Calculate 95% Bootstrap Confidence Interval for Order Values
Company: Pinterest
Role: Data Scientist
Category: Coding & Algorithms
Difficulty: Medium
Interview Round: Onsite
##### Scenario
An e-commerce firm wants a 95% confidence interval for the average order value but only has a single historical sample of order amounts.
##### Question
Given an array of past order values, write efficient Python code to return the 95% bootstrap confidence interval using 10,000 resamples. Explain your approach and any performance optimizations.
##### Hints
Use vectorized resampling (np.random.choice) and percentile bounds; avoid Python loops.
Quick Answer: This question evaluates a data scientist's competence in statistical inference using bootstrap resampling, proficiency with numerical computing for large sample operations, and attention to performance optimization.
Given a non-empty list of historical order values (floats), compute a two-sided 95% bootstrap confidence interval for the mean using exactly 10,000 resamples with replacement. Use NumPy's Generator-based RNG for reproducibility: numpy.random.default_rng(seed).choice. Return the 2.5th and 97.5th percentile bounds of the bootstrap sample means as a list [low, high], rounded to 6 decimal places. If the list has one unique value, the interval is that value for both bounds.
Constraints
- 1 <= len(order_values) <= 5000
- Order values are finite floats (can be zero or positive)
- Use exactly B = 10,000 bootstrap resamples with replacement
- RNG must be numpy.random.default_rng(seed) for determinism
- Percentile bounds are [2.5, 97.5]
- Return a list of two floats rounded to 6 decimals
Solution
def bootstrap_ci_95(order_values: list[float], seed: int = 42) -> list[float]:
import numpy as np
arr = np.asarray(order_values, dtype=float)
if arr.size == 0:
raise ValueError("order_values must be non-empty")
B = 10000
n = arr.size
rng = np.random.default_rng(seed)
# Choose a batch size to balance memory and speed
# Ensures batch * n is bounded to keep memory reasonable
max_draws = 5_000_000 # adjust as needed for environment
batch = max(1, min(B, int(max_draws // max(1, n))))
means = np.empty(B, dtype=float)
start = 0
while start < B:
bs = min(batch, B - start)
samples = rng.choice(arr, size=(bs, n), replace=True)
means[start:start + bs] = samples.mean(axis=1)
start += bs
low, high = np.percentile(means, [2.5, 97.5])
return [round(float(low), 6), round(float(high), 6)]
Explanation
Convert the input to a NumPy array.
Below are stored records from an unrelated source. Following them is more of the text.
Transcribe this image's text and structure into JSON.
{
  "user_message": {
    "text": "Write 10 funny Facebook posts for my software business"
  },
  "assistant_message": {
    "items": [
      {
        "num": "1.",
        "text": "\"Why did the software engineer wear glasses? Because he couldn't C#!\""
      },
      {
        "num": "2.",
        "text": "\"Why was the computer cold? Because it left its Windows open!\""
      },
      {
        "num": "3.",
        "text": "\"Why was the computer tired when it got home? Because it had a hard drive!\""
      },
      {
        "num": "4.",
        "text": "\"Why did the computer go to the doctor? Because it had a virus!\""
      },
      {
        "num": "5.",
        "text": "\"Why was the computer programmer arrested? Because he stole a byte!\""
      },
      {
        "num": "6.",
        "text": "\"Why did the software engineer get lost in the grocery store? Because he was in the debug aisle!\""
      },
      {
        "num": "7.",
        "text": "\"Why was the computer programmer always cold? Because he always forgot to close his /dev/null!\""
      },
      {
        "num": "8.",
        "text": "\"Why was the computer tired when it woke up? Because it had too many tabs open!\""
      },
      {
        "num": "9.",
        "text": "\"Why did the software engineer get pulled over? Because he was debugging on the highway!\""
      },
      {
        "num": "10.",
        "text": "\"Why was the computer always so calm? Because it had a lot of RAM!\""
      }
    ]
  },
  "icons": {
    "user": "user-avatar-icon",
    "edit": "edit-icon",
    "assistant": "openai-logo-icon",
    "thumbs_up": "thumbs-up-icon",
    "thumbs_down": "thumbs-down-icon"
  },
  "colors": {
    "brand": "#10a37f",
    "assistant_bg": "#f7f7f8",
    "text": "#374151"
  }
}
Use default_rng(seed) for reproducible sampling. Generate bootstrap resamples with replacement in vectorized batches to manage memory. For each batch, compute row-wise means and store them. After collecting 10,000 bootstrap means, compute the 2.5th and 97.5th percentiles to form the two-sided 95% confidence interval. Round both bounds to 6 decimals before returning.
Time complexity: O(B * n). Space complexity: O(B + batch * n).
Hints
- Use numpy.random.default_rng(seed).choice to generate resamples in a vectorized way.
- Compute means along axis=1 and then np.percentile at [2.5, 97.5].
- To limit memory, generate resamples in batches (e.g., 1000 at a time) while keeping vectorization within each batch.